On Thursday, both chambers of California's Legislature nearly unanimously passed a school reopening. The bill does not require schools to reopen, but holds back approximately $2 billion in grant money until districts return for at least part-time in-person learning by March 31. The school will lose 1% of the grant money for every day after April 1 that there is not in-person education, according to the Daily Wire.

The United Teachers of Los Angeles responded to the reopening plan by labeling it as "a recipe for propagating structural racism."

"If you condition funding on the reopening of schools, that money will only go to white and wealthier and healthier school communities that do not have the transmission rates that low-income black and brown communities do," Myart-Cruz said. "This is a recipe for propagating structural racism and it is deeply unfair to the students we serve."

"We are being unfairly targeted by people who are not experiencing this disease in the same ways as students and families are in our communities," the UTLA president added. "If this was a rich person's disease, we would've seen a very different response. We would not have the high rate of infections and deaths. Now educators are asked instead to sacrifice ourselves, the safety of our students, and the safety of our schools."
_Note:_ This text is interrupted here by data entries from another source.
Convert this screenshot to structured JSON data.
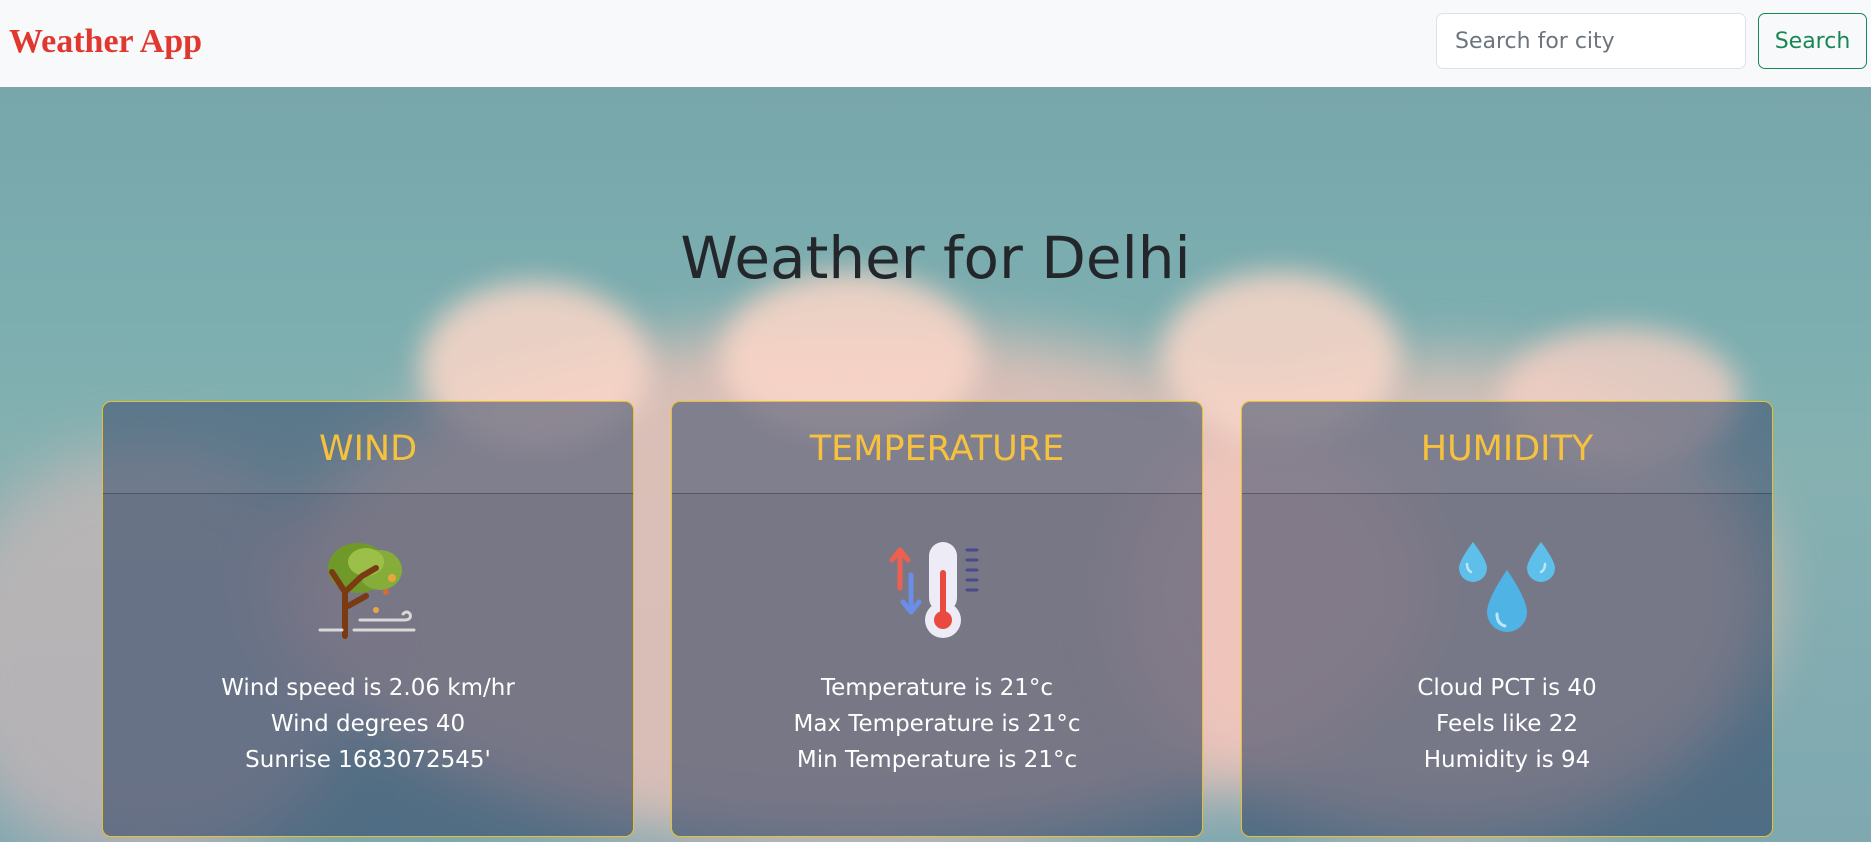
{
  "navbar": {
    "brand": "Weather App",
    "search_placeholder": "Search for city",
    "search_button": "Search"
  },
  "page_title": "Weather for Delhi",
  "cards": [
    {
      "title": "WIND",
      "icon": "wind-tree-icon",
      "lines": [
        "Wind speed is 2.06 km/hr",
        "Wind degrees 40",
        "Sunrise 1683072545'"
      ]
    },
    {
      "title": "TEMPERATURE",
      "icon": "thermometer-icon",
      "lines": [
        "Temperature is 21°c",
        "Max Temperature is 21°c",
        "Min Temperature is 21°c"
      ]
    },
    {
      "title": "HUMIDITY",
      "icon": "water-drops-icon",
      "lines": [
        "Cloud PCT is 40",
        "Feels like 22",
        "Humidity is 94"
      ]
    }
  ],
  "colors": {
    "brand": "#e0382f",
    "search_button": "#198754",
    "card_title": "#f6c23e",
    "card_border": "#e6c12a"
  }
}
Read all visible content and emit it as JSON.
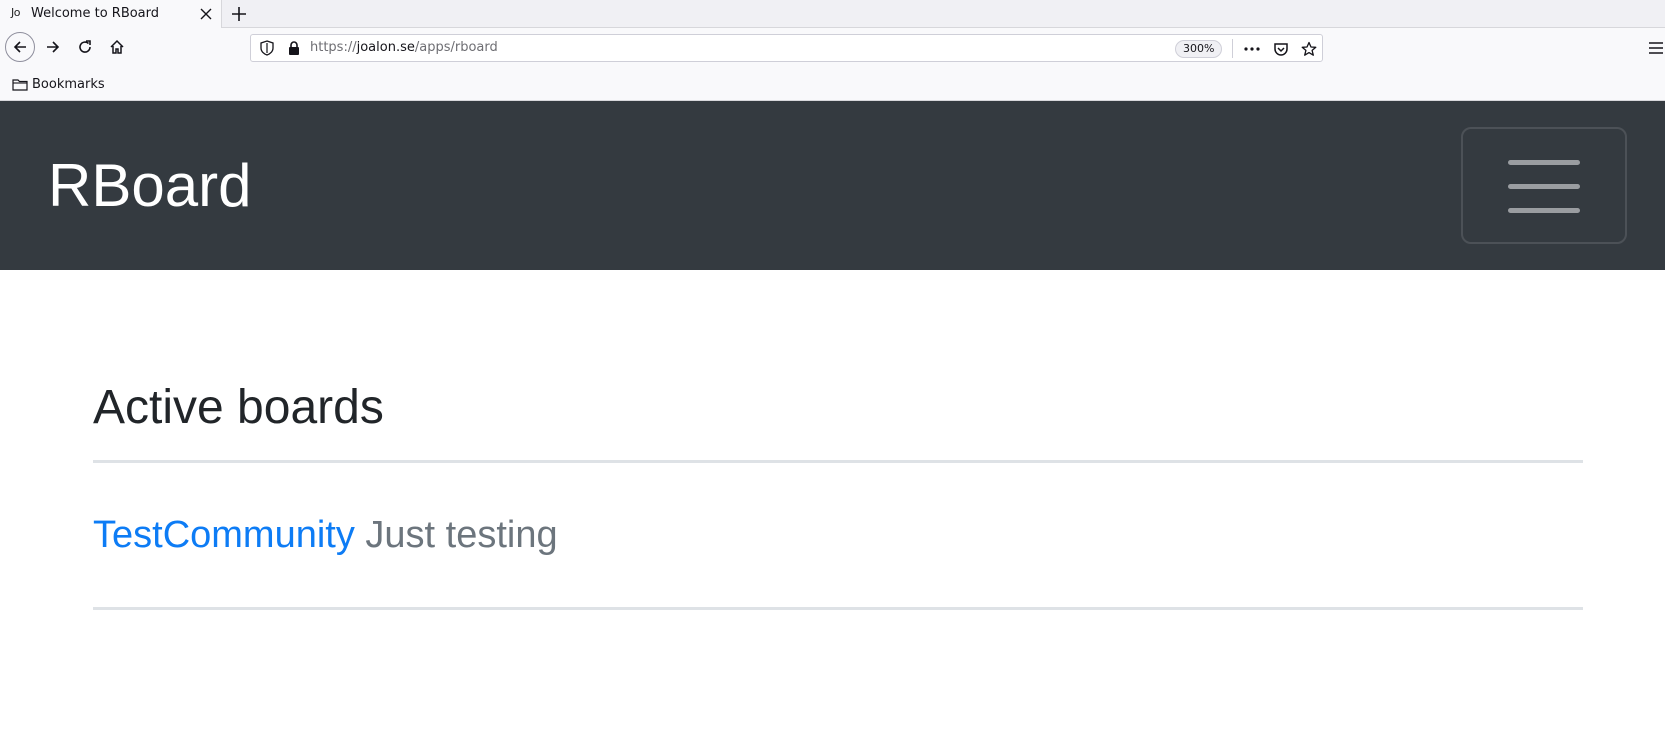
{
  "browser": {
    "tab": {
      "favicon_text": "Jo",
      "title": "Welcome to RBoard"
    },
    "url": {
      "scheme": "https://",
      "host": "joalon.se",
      "path": "/apps/rboard"
    },
    "zoom": "300%",
    "bookmarks_label": "Bookmarks"
  },
  "site": {
    "brand": "RBoard",
    "colors": {
      "navbar_bg": "#343a40",
      "link": "#0d7cf5",
      "muted": "#6c757d"
    }
  },
  "main": {
    "heading": "Active boards",
    "boards": [
      {
        "name": "TestCommunity",
        "description": "Just testing"
      }
    ]
  }
}
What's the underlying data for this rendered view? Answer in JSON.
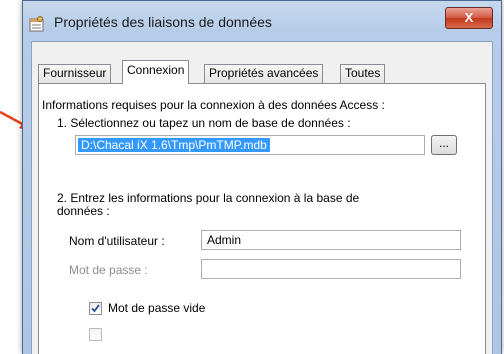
{
  "window": {
    "title": "Propriétés des liaisons de données",
    "close_label": "X"
  },
  "tabs": [
    {
      "label": "Fournisseur"
    },
    {
      "label": "Connexion"
    },
    {
      "label": "Propriétés avancées"
    },
    {
      "label": "Toutes"
    }
  ],
  "connection": {
    "intro": "Informations requises pour la connexion à des données Access :",
    "step1": "1. Sélectionnez ou tapez un nom de base de données :",
    "db_path": "D:\\Chacal iX 1.6\\Tmp\\PmTMP.mdb",
    "browse_label": "...",
    "step2_line1": "2. Entrez les informations pour la connexion à la base de",
    "step2_line2": "données :",
    "username_label": "Nom d'utilisateur :",
    "username_value": "Admin",
    "password_label": "Mot de passe :",
    "password_value": "",
    "blank_password_label": "Mot de passe vide",
    "blank_password_checked": true
  },
  "colors": {
    "selection": "#3399ff",
    "arrow": "#e8401c"
  }
}
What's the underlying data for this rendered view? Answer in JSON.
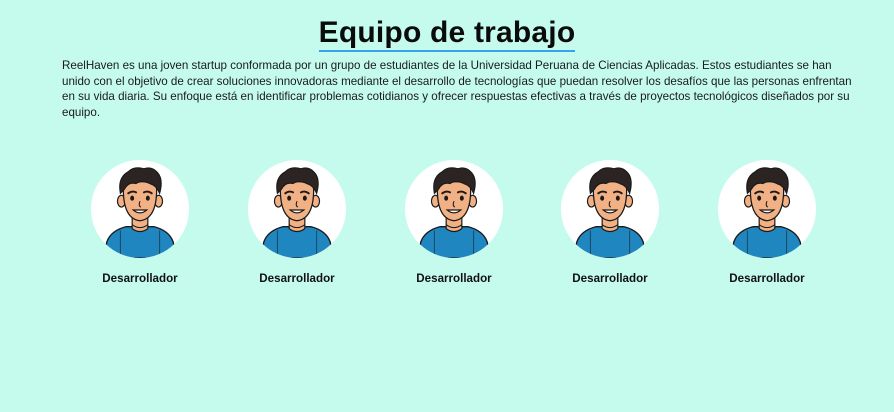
{
  "header": {
    "title": "Equipo de trabajo"
  },
  "intro": {
    "text": "ReelHaven es una joven startup conformada por un grupo de estudiantes de la Universidad Peruana de Ciencias Aplicadas. Estos estudiantes se han unido con el objetivo de crear soluciones innovadoras mediante el desarrollo de tecnologías que puedan resolver los desafíos que las personas enfrentan en su vida diaria. Su enfoque está en identificar problemas cotidianos y ofrecer respuestas efectivas a través de proyectos tecnológicos diseñados por su equipo."
  },
  "team": {
    "members": [
      {
        "role": "Desarrollador",
        "avatar_icon": "developer-avatar-icon"
      },
      {
        "role": "Desarrollador",
        "avatar_icon": "developer-avatar-icon"
      },
      {
        "role": "Desarrollador",
        "avatar_icon": "developer-avatar-icon"
      },
      {
        "role": "Desarrollador",
        "avatar_icon": "developer-avatar-icon"
      },
      {
        "role": "Desarrollador",
        "avatar_icon": "developer-avatar-icon"
      }
    ]
  },
  "colors": {
    "background": "#c4fbec",
    "title_underline": "#3aa0f0",
    "shirt": "#1f86bf",
    "skin": "#f2b184",
    "hair": "#2b2422"
  }
}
The Los Angeles Unified School District has over 600,000 students in kindergarten through twelfth grade at over 1,000 schools.

The Centers for Disease Control and Prevention released guidelines on how schools should reopen in February, which clearly stated that school reopening should not be conditional on having teachers and faculty vaccinated.

In July, Dr. Robert Redfield, then-director of the CDC, cautioned about the psychological damage that lockdowns and remote schooling could inflict on children.

"But there has been another cost that we've seen, particularly in high schools," he said. "We're seeing, sadly, far greater suicides now than we are deaths from COVID. We're seeing far greater deaths from drug overdose that are above excess that we had as background than we are seeing the deaths from COVID."

The former CDC director also said in July that he would "100%" have his grandchildren go back to school.

Last month, the nation's fifth-largest school district proclaimed that it wanted to reopen as "quickly as possible" after a rash of student suicides. Clark County School District in Nevada experienced double the number of student suicides in nine months this year compared to all of last year.

Following a worrying number of child suicides and suicide attempts, the city of San Francisco filed a lawsuit against its own school district to reopen.